Prometheus (15)

Directed by Ridley Scott
Written by Jon Spaihts and Damon Lindelof

Reviewed by Kev McCready 10/10/2012

As it skulks shamelessly onto DVD, Prometheus looks more and more like the ruination of successful franchise. To quote Kim Newman, if Star Wars was The Beatles, Alien was The Rolling Stones. I enjoy the Star Wars films, the prequels less so. The Alien films vary in quality, the most recent being the filmic equivalent of an empty birthday present, but have a greater cultural significance in terms of how they portray women, their depiction of the working classes, their politics.

On paper, Alien has its roots in the films of the time, suspense thrillers like Jaws, the stalk ‘n’ slash of Halloween. Look at a little closer, and you will see something different, blue collar slobs sent to their deaths by an evil corporation (“The Company”, or Weyland-Yutani as any fanboy will tell you). This theme, the callousness of the corporate mind is repeated throughout the series. However, it’s never more apparent as it is here. These are the crew of a freighter on their way from a long space voyage, the ship itself is called The Nostromo, one of the series many allusions to the sea-faring novels of Joseph Conrad. The implication is that the working classes are cannon fodder for the ruling class.

The Alien itself is an interesting creature, a perfectly adapted, murderous beast. As the android Ash says “a survivor, unclouded by conscience, remorse or delusions of morality”. Designed by the Swiss artist HR Giger it resembles, let’s be blunt about it, a penis on legs. The “facehugger” which creates it, has what looks to be a vaginal opening. The Alien is born from a living host, in some grotesque parody of birth. All this is a summation of the Freudian fear of sex and death. Prometheus continues this sort of Cronenbergian “body horror”, though not as successfully or as subtlety, with a parasite transmitted through sex. Alien is a lurking reminder of the psycho-sexual disgust of sexual contact, and all that it entails.

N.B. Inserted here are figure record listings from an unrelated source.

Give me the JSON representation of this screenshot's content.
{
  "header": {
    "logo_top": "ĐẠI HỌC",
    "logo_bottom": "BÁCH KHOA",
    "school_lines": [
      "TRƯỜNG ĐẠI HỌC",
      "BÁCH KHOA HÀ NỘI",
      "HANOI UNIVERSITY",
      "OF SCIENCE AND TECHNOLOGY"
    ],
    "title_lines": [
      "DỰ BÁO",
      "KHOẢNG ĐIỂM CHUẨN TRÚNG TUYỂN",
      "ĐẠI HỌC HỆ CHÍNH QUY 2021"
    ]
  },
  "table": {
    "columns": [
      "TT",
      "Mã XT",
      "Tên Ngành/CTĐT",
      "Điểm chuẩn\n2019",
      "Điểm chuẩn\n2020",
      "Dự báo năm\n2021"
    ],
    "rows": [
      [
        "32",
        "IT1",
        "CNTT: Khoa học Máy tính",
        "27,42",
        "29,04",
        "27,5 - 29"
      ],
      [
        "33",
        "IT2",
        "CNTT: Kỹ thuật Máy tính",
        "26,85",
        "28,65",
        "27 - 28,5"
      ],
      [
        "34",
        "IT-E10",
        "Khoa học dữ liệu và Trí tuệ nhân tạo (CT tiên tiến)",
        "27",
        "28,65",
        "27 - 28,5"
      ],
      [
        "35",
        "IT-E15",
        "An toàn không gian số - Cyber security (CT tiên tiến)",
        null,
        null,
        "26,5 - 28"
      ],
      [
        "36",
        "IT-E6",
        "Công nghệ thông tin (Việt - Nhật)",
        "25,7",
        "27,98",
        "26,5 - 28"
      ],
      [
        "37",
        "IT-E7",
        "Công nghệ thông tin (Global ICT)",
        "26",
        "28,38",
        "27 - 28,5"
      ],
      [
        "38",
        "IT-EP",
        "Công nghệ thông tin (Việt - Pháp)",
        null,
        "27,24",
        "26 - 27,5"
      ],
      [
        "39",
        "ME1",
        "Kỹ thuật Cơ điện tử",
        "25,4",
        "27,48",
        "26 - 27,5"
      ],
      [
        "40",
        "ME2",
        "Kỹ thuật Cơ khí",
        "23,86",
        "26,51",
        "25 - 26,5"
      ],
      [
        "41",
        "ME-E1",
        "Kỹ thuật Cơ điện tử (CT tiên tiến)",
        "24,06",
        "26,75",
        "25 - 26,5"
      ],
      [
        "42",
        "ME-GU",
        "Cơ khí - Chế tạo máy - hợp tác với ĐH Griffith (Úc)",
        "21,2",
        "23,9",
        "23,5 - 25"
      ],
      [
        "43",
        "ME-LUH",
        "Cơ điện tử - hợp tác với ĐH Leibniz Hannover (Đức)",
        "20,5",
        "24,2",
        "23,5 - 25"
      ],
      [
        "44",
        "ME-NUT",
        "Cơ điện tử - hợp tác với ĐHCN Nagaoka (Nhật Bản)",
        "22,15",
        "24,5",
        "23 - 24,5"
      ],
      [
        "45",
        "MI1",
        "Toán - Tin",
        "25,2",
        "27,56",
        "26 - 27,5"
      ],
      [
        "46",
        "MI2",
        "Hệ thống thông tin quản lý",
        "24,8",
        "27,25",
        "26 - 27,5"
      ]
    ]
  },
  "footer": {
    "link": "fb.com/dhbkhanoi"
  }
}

Let’s not forget that all the films have a female protagonist, most notably and classically Sigourney Weaver as Ripley. A woman, yes but also a Mother, who is born and re-born, literally and metaphorically throughout the series. Aliens sees her dealing with the death of her daughter, eight years old when she left Earth half a century ago. She becomes a surrogate Mother to Newt, and battles another Mother, The Alien Queen. Two 'women' in biomechanical suits, fighting for the soul of a small girl. This is some kind of divine cross, as if someone had decided to write radical feminist manga. Later in the series, Ripley sees The Alien as tenderly as a past lover, and relishes the strength that the cross of her own/Alien DNA gives her.

With such rich, intelligent, political themes, it remains a mystery why Prometheus remains such a huge, clunking, expensive disappointment. It nods to the myths and legends of the previous films, but leaves that in favour of character actors getting brutally murdered. The main reason the film exists seems to be for what is called 'ret-con' (retro-active continuity, explaining events in a later film by way of a prequel). After two tiresome hours, it conveniently leaves the airlock open for yet another prequel. Despite underwhelming box-office, Paradise is slated for release in 2014.

The film’s saving grace is Michael Fassbender as the ship’s android, David. Although just as duplicitous as previous models, he is curious of humanity, learning Arabic by watching Laurence of Arabia, both supportive and inquisitive of the crew. It is an effortless, curious brave performance from a talented actor, but it doesn’t make up for the sheer, cack-handed, mess of a film that it is. Prometheus was unnecessary, a dumb piece of a cinema without a shred of its parents' intelligence.